IRAN'S NUKES: NOT IF, BUT WHEN
By Alan Caruba
Diplomacy is not working. The threat of United Nations sanctions is not working. Three nations, Britain, France and Germany, have been meeting with the ayatollahs who run Iran, and the result has not been satisfactory. As Washington Post columnist, Charles Krauthammer, recently noted:
These are not nice people. Just ask the 69 million Iranians who chafe under their oppression. These are the mullahs who took American diplomats hostage in 1979 and held them hostage for 444 days. They have been in a virtual state of war with both America and Israel ever since.
Even The New York Times has taken notice. On August 8, 2004, an article headlined “Diplomacy Fails to Slow Advance of Nuclear Arms” by David E. Sanger reported that none of the efforts involving America's European and Asian allies has managed to achieve anything with either Iran or North Korea. In the words of one unidentified administration official, the only option left is to “disrupt or delay as long as we can” Iran efforts to develop a nuclear weapon.
So it is not if they do have nuclear weapons, but when they do have them. And then it becomes not if, but when, the United States decides to remove this menace with a few well-placed bunker-buster bombs.
If the lessons of history are any indicator — and they always are — there is only one option left. Iran’s nuclear facilities must be destroyed by military action. Or to put it another way, by preemption of its ability to begin producing nuclear weapons. One wonders what the critics of preemption, some of whom claim the U.S.A. was “misled” into invading Iraq, will say about an Iran that acquires the ability to threaten their neighbors, destroy the entire nation of Israel, and possibly even threaten American cities with suitcase A-bombs.
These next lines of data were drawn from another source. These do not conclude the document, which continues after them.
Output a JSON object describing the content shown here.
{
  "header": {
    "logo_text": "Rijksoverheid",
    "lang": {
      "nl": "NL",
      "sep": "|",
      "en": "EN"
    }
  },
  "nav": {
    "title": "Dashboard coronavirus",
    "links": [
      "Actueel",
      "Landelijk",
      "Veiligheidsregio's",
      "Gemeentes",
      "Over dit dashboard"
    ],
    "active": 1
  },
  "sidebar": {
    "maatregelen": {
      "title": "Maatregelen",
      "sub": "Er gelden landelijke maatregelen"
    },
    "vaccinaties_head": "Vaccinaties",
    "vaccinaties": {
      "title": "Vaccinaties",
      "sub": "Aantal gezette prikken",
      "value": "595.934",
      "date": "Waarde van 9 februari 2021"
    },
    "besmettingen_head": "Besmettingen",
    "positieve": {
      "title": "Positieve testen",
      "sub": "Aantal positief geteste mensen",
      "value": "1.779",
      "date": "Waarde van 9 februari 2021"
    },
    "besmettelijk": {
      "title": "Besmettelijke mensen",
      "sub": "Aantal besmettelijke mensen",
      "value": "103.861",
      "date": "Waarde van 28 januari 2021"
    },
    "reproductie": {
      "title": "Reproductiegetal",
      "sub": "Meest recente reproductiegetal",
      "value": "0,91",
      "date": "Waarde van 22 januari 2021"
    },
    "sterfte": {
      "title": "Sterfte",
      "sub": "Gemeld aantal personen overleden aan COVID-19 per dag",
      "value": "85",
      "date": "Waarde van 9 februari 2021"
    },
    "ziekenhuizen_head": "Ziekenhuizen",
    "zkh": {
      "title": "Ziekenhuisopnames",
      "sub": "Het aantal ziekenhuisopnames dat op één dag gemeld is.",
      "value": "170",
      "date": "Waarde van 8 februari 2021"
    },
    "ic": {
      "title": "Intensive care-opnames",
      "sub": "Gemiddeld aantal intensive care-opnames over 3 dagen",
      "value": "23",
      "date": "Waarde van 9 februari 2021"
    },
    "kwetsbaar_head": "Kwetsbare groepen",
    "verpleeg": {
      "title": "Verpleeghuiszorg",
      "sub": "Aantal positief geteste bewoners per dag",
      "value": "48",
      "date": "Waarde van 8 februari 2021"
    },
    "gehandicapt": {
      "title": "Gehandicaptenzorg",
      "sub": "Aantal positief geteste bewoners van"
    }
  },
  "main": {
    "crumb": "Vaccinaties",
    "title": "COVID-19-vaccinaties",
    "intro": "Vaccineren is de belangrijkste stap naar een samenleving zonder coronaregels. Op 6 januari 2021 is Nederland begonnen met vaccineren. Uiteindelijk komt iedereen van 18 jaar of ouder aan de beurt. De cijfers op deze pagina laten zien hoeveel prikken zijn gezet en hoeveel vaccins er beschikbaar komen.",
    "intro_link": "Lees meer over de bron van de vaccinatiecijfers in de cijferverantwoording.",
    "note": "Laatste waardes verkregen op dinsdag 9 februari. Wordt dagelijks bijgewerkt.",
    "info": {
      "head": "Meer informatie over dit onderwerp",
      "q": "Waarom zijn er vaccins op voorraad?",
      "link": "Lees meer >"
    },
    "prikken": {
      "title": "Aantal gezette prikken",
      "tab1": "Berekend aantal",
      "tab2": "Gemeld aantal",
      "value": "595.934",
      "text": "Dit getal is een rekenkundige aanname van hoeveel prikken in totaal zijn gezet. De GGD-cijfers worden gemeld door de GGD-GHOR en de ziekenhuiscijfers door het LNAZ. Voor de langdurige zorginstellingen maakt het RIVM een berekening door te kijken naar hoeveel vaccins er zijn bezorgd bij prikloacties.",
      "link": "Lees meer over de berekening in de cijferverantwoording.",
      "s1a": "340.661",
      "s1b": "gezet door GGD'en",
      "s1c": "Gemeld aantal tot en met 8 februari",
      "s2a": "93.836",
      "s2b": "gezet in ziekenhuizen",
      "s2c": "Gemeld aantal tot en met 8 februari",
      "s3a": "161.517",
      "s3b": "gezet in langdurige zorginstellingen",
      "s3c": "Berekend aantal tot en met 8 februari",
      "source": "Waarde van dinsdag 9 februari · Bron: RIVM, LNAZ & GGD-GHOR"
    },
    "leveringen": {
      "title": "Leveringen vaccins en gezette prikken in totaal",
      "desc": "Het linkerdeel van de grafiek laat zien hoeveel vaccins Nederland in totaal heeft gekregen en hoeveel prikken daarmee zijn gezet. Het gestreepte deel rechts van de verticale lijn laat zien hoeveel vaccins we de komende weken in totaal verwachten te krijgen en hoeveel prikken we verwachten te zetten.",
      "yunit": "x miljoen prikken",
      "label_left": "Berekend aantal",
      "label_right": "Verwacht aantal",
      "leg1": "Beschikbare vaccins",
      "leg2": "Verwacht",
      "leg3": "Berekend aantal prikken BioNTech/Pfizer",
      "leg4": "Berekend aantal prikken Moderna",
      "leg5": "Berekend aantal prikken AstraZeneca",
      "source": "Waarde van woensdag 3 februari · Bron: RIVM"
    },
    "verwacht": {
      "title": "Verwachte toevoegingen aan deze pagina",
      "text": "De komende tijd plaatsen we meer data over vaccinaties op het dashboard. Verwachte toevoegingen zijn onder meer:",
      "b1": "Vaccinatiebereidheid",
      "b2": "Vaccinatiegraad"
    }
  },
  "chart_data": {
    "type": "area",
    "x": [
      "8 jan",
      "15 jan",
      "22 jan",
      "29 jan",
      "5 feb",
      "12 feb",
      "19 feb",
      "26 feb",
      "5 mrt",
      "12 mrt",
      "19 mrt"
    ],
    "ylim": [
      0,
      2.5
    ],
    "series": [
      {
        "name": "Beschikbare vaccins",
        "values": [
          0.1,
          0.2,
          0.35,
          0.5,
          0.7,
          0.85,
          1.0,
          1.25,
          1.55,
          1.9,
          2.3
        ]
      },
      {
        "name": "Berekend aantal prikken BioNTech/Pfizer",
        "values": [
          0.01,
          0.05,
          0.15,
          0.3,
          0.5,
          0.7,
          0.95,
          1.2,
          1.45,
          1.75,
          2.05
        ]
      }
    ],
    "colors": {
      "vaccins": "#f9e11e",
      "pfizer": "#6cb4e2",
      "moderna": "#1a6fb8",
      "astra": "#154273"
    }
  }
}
For those who have short memories or none at all, Saddam Hussein was deterred from his own nuclear weapons program when, on June 7, 1981, Israeli F-15 and F-16 fighter-bombers took off from Etzion Air Base in the Sinai and destroyed the Osirak nuclear reactor under construction. The French were building that reactor for the Iraqi dictator. Today, it is the Russians who are helping to build Iran’s nuclear facilities.
Why would a nation that sits atop huge reserves of oil and has the second-largest natural gas reserves in the world after Russia need nuclear power to generate energy? The answer is they do not. The only reason for nuclear facilities is to acquire the ability to threaten its neighbors. Both Pakistan and India have such capabilities, and they managed to scare each other so badly last year that even they have gotten together to defuse the situation.
Having a nuclear weapon and being willing to pay the price for using it are two different things. The problem with Iran, however, is that they work from the same playbook as Osama bin Laden. The ayatollahs would use these weapons, on missiles or delivered by some other means, to destroy their declared enemies. In the case of Iran, diplomacy has failed because you cannot cut a deal with lunatics who take their orders from Allah.
Complimenting or facilitating the outcome is the fact that the U.S.A. now has a large number of its troops in Iraq and will, for the foreseeable future, continue to have troops there. America has troops in other Middle Eastern nations as well. Senator Kerry has promised that, if elected President, he will withdraw U.S. troops as quickly as possible. This is a promise for which, I’m sure, the Iranians are quite grateful. But they are not grateful enough to stop their efforts to acquire nuclear weapons that pose a direct threat to our nation.
Moreover, Israel is on record saying it will never permit Iran to reach the point where it can manufacture or deliver nuclear weapons. Attacking Iran, however, would be impossible without the tacit permission of the United States. There is no way the Israelis could send their bombers across Iraq to get at Iran’s nuclear facilities without the U.S.A. granting the access they would need. It will not happen.
Which leaves the job to the United States of America. At some point after the election, assuming that President Bush is reelected, the preemptive option will have to be used. One scenario would be to first destroy North Korea’s facilities as an object lesson. Is there an alternative? No. Diplomacy has failed. United Nations posturing has failed. And the threat is too real to ignore.